Le nôtre présente l’architecture NPU 3, ainsi il est totalement autonome du reste du processeur via le DMA (Direct memory access) et possède sa propre mémoire cache L2 ainsi que 4 Mo de Scratchpad RAM.
Les opérations mathématiques complexes sont traitées par 2 moteurs de calcul neuronal (Neural Compute Engines). Tandis que 2 matrices de multiplication-accumulation (MAC Arrays = Multiply-Accumulate) sont en charge des données INT8 (entiers 8 bits) et FP16 (nombre à virgule flottante 16 bits). Le fait d'avoir deux ensembles de MAC Arrays dans cette architecture permet d'exécuter plus de calculs en parallèle.
À cela, vous ajoutez 4 SHAVE DSPs (Streaming Hybrid Architecture Vector Engine) spécialisés dans les tâches de traitement numérique du signal et qui aident à la répartition des charges de travail.
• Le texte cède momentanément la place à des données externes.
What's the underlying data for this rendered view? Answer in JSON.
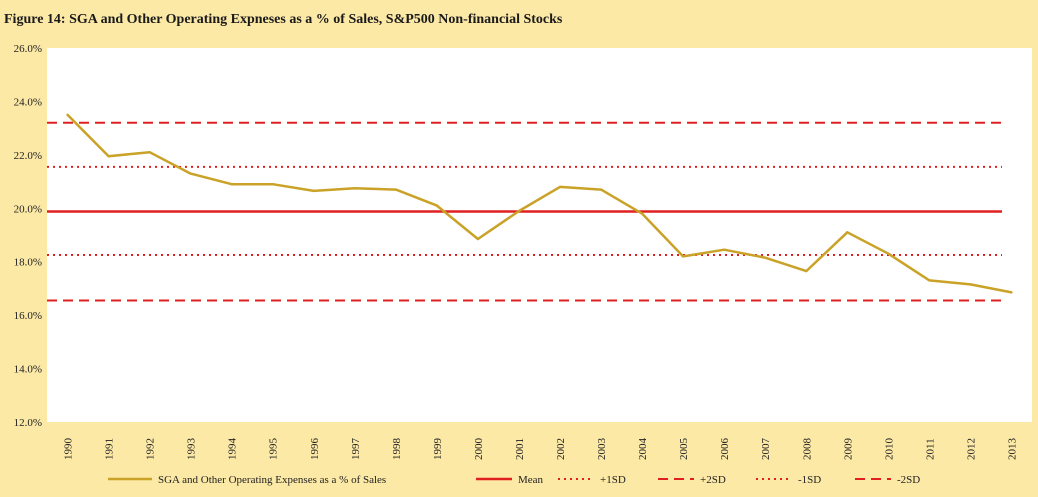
{
  "chart_data": {
    "type": "line",
    "title": "Figure 14: SGA and Other Operating Expneses as a % of Sales, S&P500 Non-financial Stocks",
    "x": [
      "1990",
      "1991",
      "1992",
      "1993",
      "1994",
      "1995",
      "1996",
      "1997",
      "1998",
      "1999",
      "2000",
      "2001",
      "2002",
      "2003",
      "2004",
      "2005",
      "2006",
      "2007",
      "2008",
      "2009",
      "2010",
      "2011",
      "2012",
      "2013"
    ],
    "series": [
      {
        "name": "SGA and Other Operating Expenses as a % of Sales",
        "color": "#C9A227",
        "style": "solid",
        "values": [
          23.5,
          21.95,
          22.1,
          21.3,
          20.9,
          20.9,
          20.65,
          20.75,
          20.7,
          20.1,
          18.85,
          19.9,
          20.8,
          20.7,
          19.8,
          18.2,
          18.45,
          18.15,
          17.65,
          19.1,
          18.3,
          17.3,
          17.15,
          16.85
        ]
      },
      {
        "name": "Mean",
        "color": "#E02020",
        "style": "solid",
        "constant": 19.88
      },
      {
        "name": "+1SD",
        "color": "#E02020",
        "style": "dotted",
        "constant": 21.55
      },
      {
        "name": "+2SD",
        "color": "#E02020",
        "style": "dashed",
        "constant": 23.2
      },
      {
        "name": "-1SD",
        "color": "#E02020",
        "style": "dotted",
        "constant": 18.25
      },
      {
        "name": "-2SD",
        "color": "#E02020",
        "style": "dashed",
        "constant": 16.55
      }
    ],
    "yticks": [
      "12.0%",
      "14.0%",
      "16.0%",
      "18.0%",
      "20.0%",
      "22.0%",
      "24.0%",
      "26.0%"
    ],
    "ylim": [
      12,
      26
    ],
    "xlabel": "",
    "ylabel": "",
    "grid": false,
    "legend": "bottom",
    "plot_background": "#FFFFFF",
    "page_background": "#FCE9A6"
  }
}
Le NPU 3 des processeurs Arrow Lake-S est capable d’afficher 13 TOPS (Trillions of Operations per Second), bien que 13 TOPS puisse être intéressant, on regrette qu’Intel n’ait pas misé gros sur le NPU pour nous proposer l’équivalent du NPU4 des processeurs Lunar Lake qui, eux, sont équipés de 6 Neural Compute Engines, 6 matrices MAC Arrays et 12 SHAVE DSPs pour un total de 48 TOPS. Or Microsoft demande un NPU de 40 TOPS minimum pour faire fonctionner Copilot+. Les processeurs Arrow Lake-S ne sont donc pas compatibles Copilot+ contrairement aux processeurs Lunar Lake.
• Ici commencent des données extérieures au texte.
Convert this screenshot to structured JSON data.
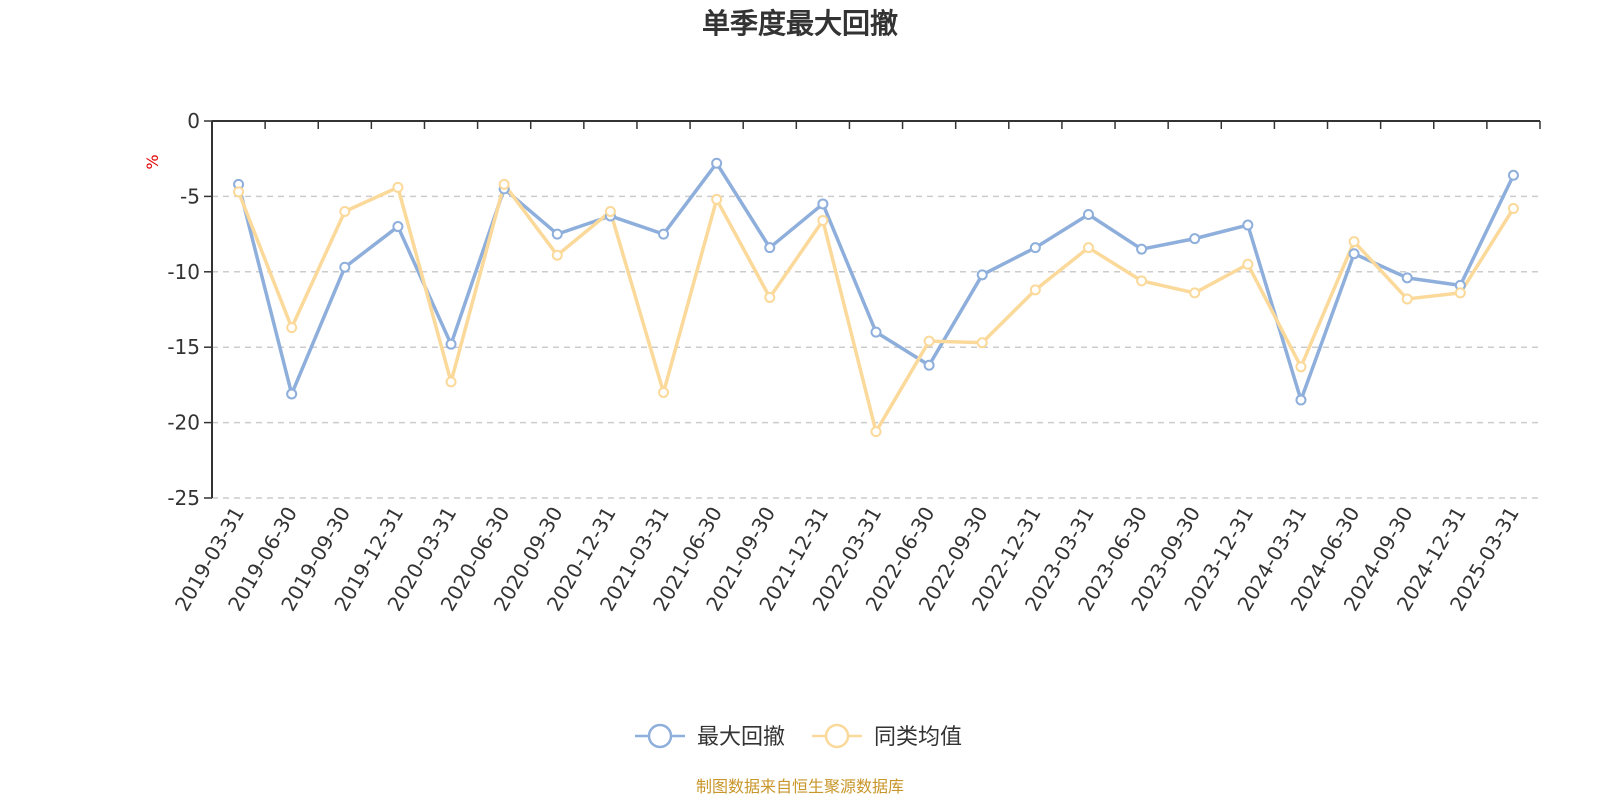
{
  "chart_data": {
    "type": "line",
    "title": "单季度最大回撤",
    "y_unit": "%",
    "ylim": [
      -25,
      0
    ],
    "y_ticks": [
      0,
      -5,
      -10,
      -15,
      -20,
      -25
    ],
    "grid": "horizontal dashed",
    "legend_position": "bottom-center",
    "categories": [
      "2019-03-31",
      "2019-06-30",
      "2019-09-30",
      "2019-12-31",
      "2020-03-31",
      "2020-06-30",
      "2020-09-30",
      "2020-12-31",
      "2021-03-31",
      "2021-06-30",
      "2021-09-30",
      "2021-12-31",
      "2022-03-31",
      "2022-06-30",
      "2022-09-30",
      "2022-12-31",
      "2023-03-31",
      "2023-06-30",
      "2023-09-30",
      "2023-12-31",
      "2024-03-31",
      "2024-06-30",
      "2024-09-30",
      "2024-12-31",
      "2025-03-31"
    ],
    "series": [
      {
        "name": "最大回撤",
        "color": "#8eaedb",
        "values": [
          -4.2,
          -18.1,
          -9.7,
          -7.0,
          -14.8,
          -4.5,
          -7.5,
          -6.3,
          -7.5,
          -2.8,
          -8.4,
          -5.5,
          -14.0,
          -16.2,
          -10.2,
          -8.4,
          -6.2,
          -8.5,
          -7.8,
          -6.9,
          -18.5,
          -8.8,
          -10.4,
          -10.9,
          -3.6
        ]
      },
      {
        "name": "同类均值",
        "color": "#fbd99a",
        "values": [
          -4.7,
          -13.7,
          -6.0,
          -4.4,
          -17.3,
          -4.2,
          -8.9,
          -6.0,
          -18.0,
          -5.2,
          -11.7,
          -6.6,
          -20.6,
          -14.6,
          -14.7,
          -11.2,
          -8.4,
          -10.6,
          -11.4,
          -9.5,
          -16.3,
          -8.0,
          -11.8,
          -11.4,
          -5.8
        ]
      }
    ]
  },
  "footer": {
    "source": "制图数据来自恒生聚源数据库"
  }
}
Dans la foulée, nous avons également vu l’apparition d’un module WIFI 6E et Bluetooth 5.3 (compatible Intel Killer) directement intégré au processeur. Intéressant sur le papier, sauf si les fabricants de cartes mères n’étaient pas tous en train de pousser le WIFI 7. On est donc loin de voir des cartes mères adaptées à ce type de modules et, pour le moment, toutes celles qui nous ont été présentées fonctionnent avec leur propre carte WIFI (en WIFI 7 bien entendu). Même les premières cartes mères en Z890 ne proposant pas le WIFI ne semblent pas exploiter le module. Chez ASRock par exemple, il y a toujours l’emplacement M.2 pour ajouter notre propre carte WIFI si on le souhaite, mais ça s’arrête là.
En l’état, nous ne connaissons donc aucun matériel qui exploite ce module WIFI, ni du côté des produits premiers prix ni du côté du matériel industriel. Mais nous ne sommes qu’au lancement de ces processeurs et il est possible qu’Intel ait souhaité l’installer surtout pour inciter les fabricants de cartes mères à se préparer pour les générations de processeurs à venir.
En l’état, nous ne connaissons donc aucun matériel qui exploite ce module WIFI, ni du côté des produits premiers prix ni du côté du matériel industriel. Mais nous ne sommes qu’au lancement de ces processeurs et il est possible qu’Intel ait souhaité l’installer surtout pour inciter les fabricants de cartes mères à se préparer pour les générations de processeurs à venir.
A cela, on ajoute la prise en charge interne du Thunderbolt 4, et même la compatibilité Thunderbolt Share permettant de partager en direct un périphérique Thunderbolt (comme un écran, un disque dur externe ou une station d'accueil) entre plusieurs ordinateurs ou appareils compatibles.